Its most unique feature is the way it handles brainfuck's [
and ]
commands. Every brainfuck compiler or interpreter I've seen so far either backtracks or jumps to the matching bracket. Instead, BCBFBL uses these to transform brainfuck code to nested lists of lambdas, which recursively get mapped with funcall
. This method can make it slightly faster for certain programs – e.g. the Mandelbrot set – than other non-optimizing interpreters written C and the like, despite using arbitrary precision arithmetic – though this could be disabled with some extra code.
(let((+(open(cadr *posix-argv*)))($; Written
(make-array 30000))(^ 0))(macrolet(; by Levi
(!(&rest b)`(cons(lambda(),@b)(f))); Siuzdak
(?()'(aref $ ^)))(defun b(f)(mapc #'(lambda(
f)(if(consp f)(if(>(?)0)(b f))(funcall f)))f
)(if(< 0(?))(b f)))(defun f()(case(read-char
+'())(#\[(cons(f)(f)))(#\.(!(princ(code-char
(?)))))(#\>(!(incf ^)))(#\+(!(incf(?))))(#\-
(!(decf(?))))('nil`(,#'exit))(#\]'())(#\,(!(
force-output)(setf(?)(char-code(read-char'()
'()#\U0)))))(#\<(!(decf ^)))(t(f))))(b(f))))
Aside from being a brainfuck implementation in Lisp, this is also valid brainfuck code that will return the same output it is given (like cat
).
make
./bf tests/hello-world.b
./bf bf.lisp < bf.lisp
This assumes you have SBCL installed, and compiles to bytecode by default.
Making BCBFBL work with a different Common Lisp implementation should be fairly straightforward, just replace *posix-argv*
and exit
with their equivalent.
To create a static standalone binary:
make static
Though this isn't recommended, as the resulting executable will probably be around 50 MB in size due to including the entire SBCL runtime.
- BCBFBL should work for any brainfuck program that doesn't rely on cell wrap or negative tape indices.

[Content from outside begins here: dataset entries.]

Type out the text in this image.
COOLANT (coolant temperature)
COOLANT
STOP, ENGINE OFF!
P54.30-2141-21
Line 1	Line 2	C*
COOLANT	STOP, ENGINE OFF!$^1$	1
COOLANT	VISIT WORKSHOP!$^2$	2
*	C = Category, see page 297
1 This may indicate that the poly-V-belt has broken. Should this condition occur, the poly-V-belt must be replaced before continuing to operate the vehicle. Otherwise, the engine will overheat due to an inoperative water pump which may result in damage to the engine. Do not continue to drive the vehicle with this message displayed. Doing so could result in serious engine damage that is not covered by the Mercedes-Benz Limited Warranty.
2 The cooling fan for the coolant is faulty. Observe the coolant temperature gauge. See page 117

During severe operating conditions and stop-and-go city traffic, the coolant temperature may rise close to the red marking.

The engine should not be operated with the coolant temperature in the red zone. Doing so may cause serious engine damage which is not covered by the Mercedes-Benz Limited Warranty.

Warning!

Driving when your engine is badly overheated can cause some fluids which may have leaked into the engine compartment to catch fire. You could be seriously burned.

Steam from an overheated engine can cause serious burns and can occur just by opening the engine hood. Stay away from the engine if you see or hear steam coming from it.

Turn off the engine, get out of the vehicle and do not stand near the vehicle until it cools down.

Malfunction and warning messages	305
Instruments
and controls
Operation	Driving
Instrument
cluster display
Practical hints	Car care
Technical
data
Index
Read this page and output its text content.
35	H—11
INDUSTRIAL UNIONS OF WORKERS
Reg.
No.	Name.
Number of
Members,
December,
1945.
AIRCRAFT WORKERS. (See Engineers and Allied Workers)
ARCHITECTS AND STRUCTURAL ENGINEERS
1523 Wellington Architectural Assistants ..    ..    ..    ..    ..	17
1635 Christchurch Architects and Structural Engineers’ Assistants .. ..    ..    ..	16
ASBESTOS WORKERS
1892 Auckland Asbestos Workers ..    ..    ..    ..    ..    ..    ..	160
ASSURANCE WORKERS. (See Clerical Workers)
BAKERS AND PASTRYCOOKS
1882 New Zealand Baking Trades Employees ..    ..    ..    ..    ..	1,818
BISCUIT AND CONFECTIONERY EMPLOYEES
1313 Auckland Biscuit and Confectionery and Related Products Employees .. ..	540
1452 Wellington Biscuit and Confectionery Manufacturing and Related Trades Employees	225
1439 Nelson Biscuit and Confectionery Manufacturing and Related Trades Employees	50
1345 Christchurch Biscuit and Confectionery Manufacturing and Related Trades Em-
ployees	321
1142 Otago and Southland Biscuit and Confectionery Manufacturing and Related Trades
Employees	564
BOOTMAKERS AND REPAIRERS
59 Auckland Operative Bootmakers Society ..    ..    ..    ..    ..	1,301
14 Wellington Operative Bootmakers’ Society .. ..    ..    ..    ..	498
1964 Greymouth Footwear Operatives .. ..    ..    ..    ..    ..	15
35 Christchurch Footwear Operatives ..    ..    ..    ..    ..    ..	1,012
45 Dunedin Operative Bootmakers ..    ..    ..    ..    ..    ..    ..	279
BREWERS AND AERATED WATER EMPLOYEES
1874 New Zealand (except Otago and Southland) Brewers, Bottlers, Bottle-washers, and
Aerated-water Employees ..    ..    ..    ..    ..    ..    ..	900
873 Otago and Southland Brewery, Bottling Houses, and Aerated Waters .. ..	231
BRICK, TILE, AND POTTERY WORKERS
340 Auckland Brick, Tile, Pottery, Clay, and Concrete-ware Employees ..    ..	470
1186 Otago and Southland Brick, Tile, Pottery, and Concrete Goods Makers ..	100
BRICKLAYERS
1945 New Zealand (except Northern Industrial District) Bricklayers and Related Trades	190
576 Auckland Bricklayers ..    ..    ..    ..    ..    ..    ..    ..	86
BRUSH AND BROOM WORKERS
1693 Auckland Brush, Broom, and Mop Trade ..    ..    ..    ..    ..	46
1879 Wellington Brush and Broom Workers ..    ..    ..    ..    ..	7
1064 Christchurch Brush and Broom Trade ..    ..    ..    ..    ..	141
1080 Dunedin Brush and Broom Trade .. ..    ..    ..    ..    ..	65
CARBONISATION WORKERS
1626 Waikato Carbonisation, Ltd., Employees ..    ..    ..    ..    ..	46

- Any non-positive cell value will count as a zero when evaluating
[
and]
. - Output happens through UTF-8 code points rather than bytes, i.e. to print a multibyte character like
€
(U+20AC, 8364 in decimal), use a.
on its UTF-8 code point (8364), instead of its individual bytes (226, 130, and 172). This has no effect on programs that only print ASCII characters. - The default stack size is 512 MB, this should be enough for any actual brainfuck file out there, but if it isn't, adjust the
STACK
variable in the make file, and let me know I'm wrong.